Schools as Nutrition Hubs: Case Study 2

The March 2017 issue of School Nutrition focuses on expanding your meal programs “Beyond the Cafeteria.” In a piece by Arianne Corbett, RD, the potential options for and benefits of taking advantage of those programs are identified and discussed, revealing successful business plans and the potential to feed your hungry community year-round. After reading the article, “Schools as Nutrition Hubs,” you might wonder how these hubs function when actually applied. In this case study from the El Monte City School district in California, positive results have been the only applicable outcome.

From the top down, El Monte City School District is committed to eliminating childhood hunger among its students. “We want our students to have the same start in life as any in America. We want them to be well nourished and ready to learn,” says Dr. Robert Lewis, director of nutrition services. “It’s the philosophy from superintendent to principals and teachers. They deserve a chance just like anyone else does.” Working with the support of the school wellness team, Lewis implemented first the CACFP afterschool meals program in 2012, then Breakfast in the Classroom (BIC) in 2013, and continues to improve their summer meals program. While the prospect of implementing multiple programs so quickly was challenging, the dust has now settled, and the 8,900 students attending 21 schools in the district are reaping the rewards. “Now it’s part of our culture,” Dr. Lewis explains enthusiastically. “We have tremendous support from the administration.”

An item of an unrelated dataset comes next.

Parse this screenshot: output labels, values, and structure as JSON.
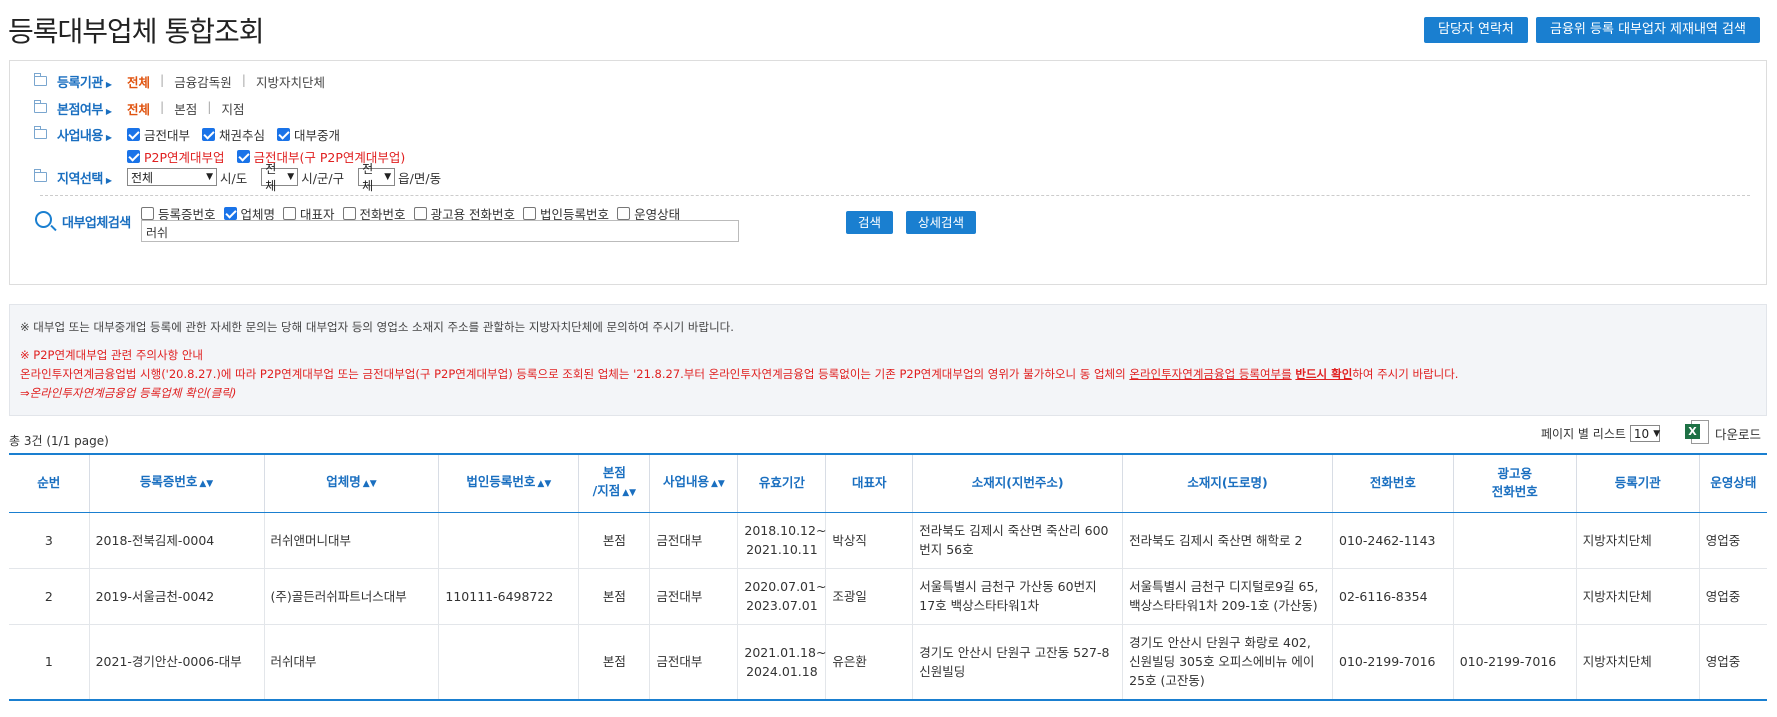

Breakfast participation has skyrocketed, as has attendance by 0.5%. That may not seem like much, but school districts lose money when students are absent. On average, El Monte City School District receives about $7,000 for a student with perfect attendance. Every day missed reduces that amount by approximately $39. Improving the attendance rate by only 0.5% could mean over $2 million dollars kept by the district. No administrator is going to argue with that!

Additionally, the financial health of the nutrition program is sound and Dr. Lewis is proud to be creating jobs for the community. “We saw revenue go sky high,” he says. “After the first year, we had $1.5 million in revenue. We have added one more driver, one more central kitchen employee, and one more baker. Every site got new 3.5-hour and 5-hour employees, each. All told, we have added 22 new jobs! This is good for the community; our kids are eating and doing well; and we are adding revenue for the district!” Dr. Lewis also explains that the district has experienced declining enrollment over the past few years. Without these additional programs, he expects there would have been budget deficit and he would possibly have had to lay off staff.

Dr. Lewis also insists this has been a team effort: “You can’t do this by yourself; collaborating partnerships need to be in place with the entire community.” He has worked with teachers, principals, custodians, school nurses and coaches, tirelessly convincing one person at a time how much El Monte City students need these nutrition programs. Today, the district provides wrap-around, year-long feeding programs and they couldn’t be more pleased with the success. “We need to step up and do the right things for kids,” he says. And when doing the right thing for kids also aligns with business and financial goals, that’s a successful school nutrition program.